Earlier this week, Hope Jahren posted about how she got past imposter syndrome. As she clarified later in a tweet, it is a story, not a recipe. Still, it got me thinking. I think her fourth item is particularly powerful:
" I know that what I am is separate from what I know and how I perform."
If only I could really, truly believe that myself. I have been thinking a lot about giving myself permission to fail, and how, if I could successfully do that- really do that, not just say I'm going to do that- I'd be so much more likely to take the risks I'll have to take to pursue some of my bigger ambitions.
There is a career-related thing I'm considering doing right now, and if I'm going to do it, I really need to be OK with the idea that I might try it and fail. It is a big, audacious goal, and there is absolutely no way I can guarantee I can succeed. I've thought about how to de-risk it, and everything I come up with eviscerates the goal.
That is, by the way, my usual mode of action. I'll think of something big and possibly cool I could try, and then talk myself into doing something much smaller, telling myself that the small thing might grow into the original idea. But in most cases that is a convenient lie.
In this case, at least, I think I need to either go all in or not go in at all. I can think of ways to decrease the financial risk of failure, but I cannot decrease the embarrassment risk of failure, not if I want to have a chance to succeed.
So this is interesting, particularly coupled with my raging self-doubt. I honestly cannot predict what I'll do.

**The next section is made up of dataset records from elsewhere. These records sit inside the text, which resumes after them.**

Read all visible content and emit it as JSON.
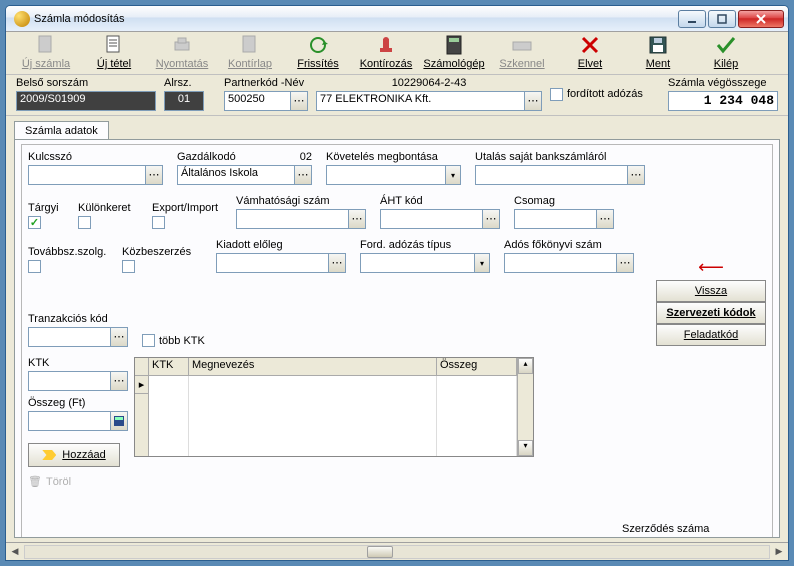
{
  "window": {
    "title": "Számla módosítás"
  },
  "toolbar": [
    {
      "label": "Új számla",
      "icon": "doc",
      "enabled": false,
      "name": "new-invoice"
    },
    {
      "label": "Új tétel",
      "icon": "doc-lines",
      "enabled": true,
      "name": "new-item"
    },
    {
      "label": "Nyomtatás",
      "icon": "printer",
      "enabled": false,
      "name": "print"
    },
    {
      "label": "Kontírlap",
      "icon": "sheet",
      "enabled": false,
      "name": "accounting-sheet"
    },
    {
      "label": "Frissítés",
      "icon": "refresh",
      "enabled": true,
      "name": "refresh"
    },
    {
      "label": "Kontírozás",
      "icon": "stamp",
      "enabled": true,
      "name": "posting"
    },
    {
      "label": "Számológép",
      "icon": "calc",
      "enabled": true,
      "name": "calculator"
    },
    {
      "label": "Szkennel",
      "icon": "scanner",
      "enabled": false,
      "name": "scan"
    },
    {
      "label": "Elvet",
      "icon": "x",
      "enabled": true,
      "name": "discard"
    },
    {
      "label": "Ment",
      "icon": "save",
      "enabled": true,
      "name": "save"
    },
    {
      "label": "Kilép",
      "icon": "check",
      "enabled": true,
      "name": "exit"
    }
  ],
  "header": {
    "belso_sorszam_label": "Belső sorszám",
    "belso_sorszam": "2009/S01909",
    "alrsz_label": "Alrsz.",
    "alrsz": "01",
    "partnerkod_label": "Partnerkód -Név",
    "partnerkod": "500250",
    "partner_nev": "77 ELEKTRONIKA Kft.",
    "taxbox_label": "fordított adózás",
    "taxid": "10229064-2-43",
    "osszeg_label": "Számla végösszege",
    "osszeg": "1 234 048"
  },
  "tab": {
    "label": "Számla adatok"
  },
  "form": {
    "kulcsszo_label": "Kulcsszó",
    "gazdalkodo_label": "Gazdálkodó",
    "gazdalkodo_code": "02",
    "gazdalkodo_value": "Általános Iskola",
    "koveteles_label": "Követelés megbontása",
    "utalas_label": "Utalás saját bankszámláról",
    "targyi_label": "Tárgyi",
    "targyi_checked": true,
    "kulon_label": "Különkeret",
    "expimp_label": "Export/Import",
    "vamhat_label": "Vámhatósági szám",
    "aht_label": "ÁHT kód",
    "csomag_label": "Csomag",
    "tovabb_label": "Továbbsz.szolg.",
    "kozbesz_label": "Közbeszerzés",
    "kiadott_label": "Kiadott előleg",
    "fordado_label": "Ford. adózás típus",
    "adosfokonyv_label": "Adós főkönyvi szám",
    "tranzakcio_label": "Tranzakciós kód",
    "tobbktk_label": "több KTK",
    "ktk_label": "KTK",
    "osszegft_label": "Összeg (Ft)",
    "szerzodes_label": "Szerződés száma"
  },
  "sidebuttons": {
    "back": "Vissza",
    "szerv": "Szervezeti kódok",
    "feladat": "Feladatkód"
  },
  "grid": {
    "cols": [
      "KTK",
      "Megnevezés",
      "Összeg"
    ]
  },
  "buttons": {
    "hozzaad": "Hozzáad",
    "torol": "Töröl"
  }
}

The other aspect is that if I decide to do this thing I'll probably need to step far outside my comfort zone in terms of marketing/self-promotion. Previously, that alone would probably have provided my nervous subconscious with enough ammunition to kill the idea, because "I'm no good at and don't like marketing."
Recently, though, I've discovered that I can do it if forced, and maybe not even mind it (too much). This is really not surprising, given the fact that I in general learn skills best only when I actually need them, i.e., when the lack of that skill is standing in my way of accomplishing something I want to do. This is why I never really took to programming as a kid or young adult, despite having a few chances to do so. I never needed it to get something done. In graduate school, I had a project I wanted to do and the only way I was going to do it was to learn to code, and so I learned what I needed to know.
Now, I find that I need to do some marketing to make Tungsten Hippo into what I want it to be. And so I'm learning marketing. It helps that in the intervening years, marketing has gotten a lot more about experimentation and data analysis and a lot less about glad-handing (or maybe I've just grown and discovered a different aspect of marketing). Regardless, I am currently working more on marketing Tungsten Hippo than on trying out tech-related things on the site.
Don't get me wrong: I completely suck at marketing right now. But I'm reading and learning and hopefully getting better.
This leads to the next interesting question: why am I OK with sucking at marketing Tungsten Hippo, but not at possibly sucking if I try my big career-related idea?
The answer is as simple as it is unflattering: ego. I have more of my self-worth invested in my career than in Tungsten Hippo. Tungsten Hippo is a fun little side project that I specifically created as a learning environment. My career? Well, it is a lot more than that to me. It is part of my identity.
Which brings me back to Hope Jahren's point #4. I need to really embrace the idea that I am not my career, and that I will be OK if I reach high and come up short.
I talk a lot about these things with Pumpkin, who has a wide perfectionist streak and a dislike of being seen to not know things. Perhaps it is time for me to start showing her what I mean.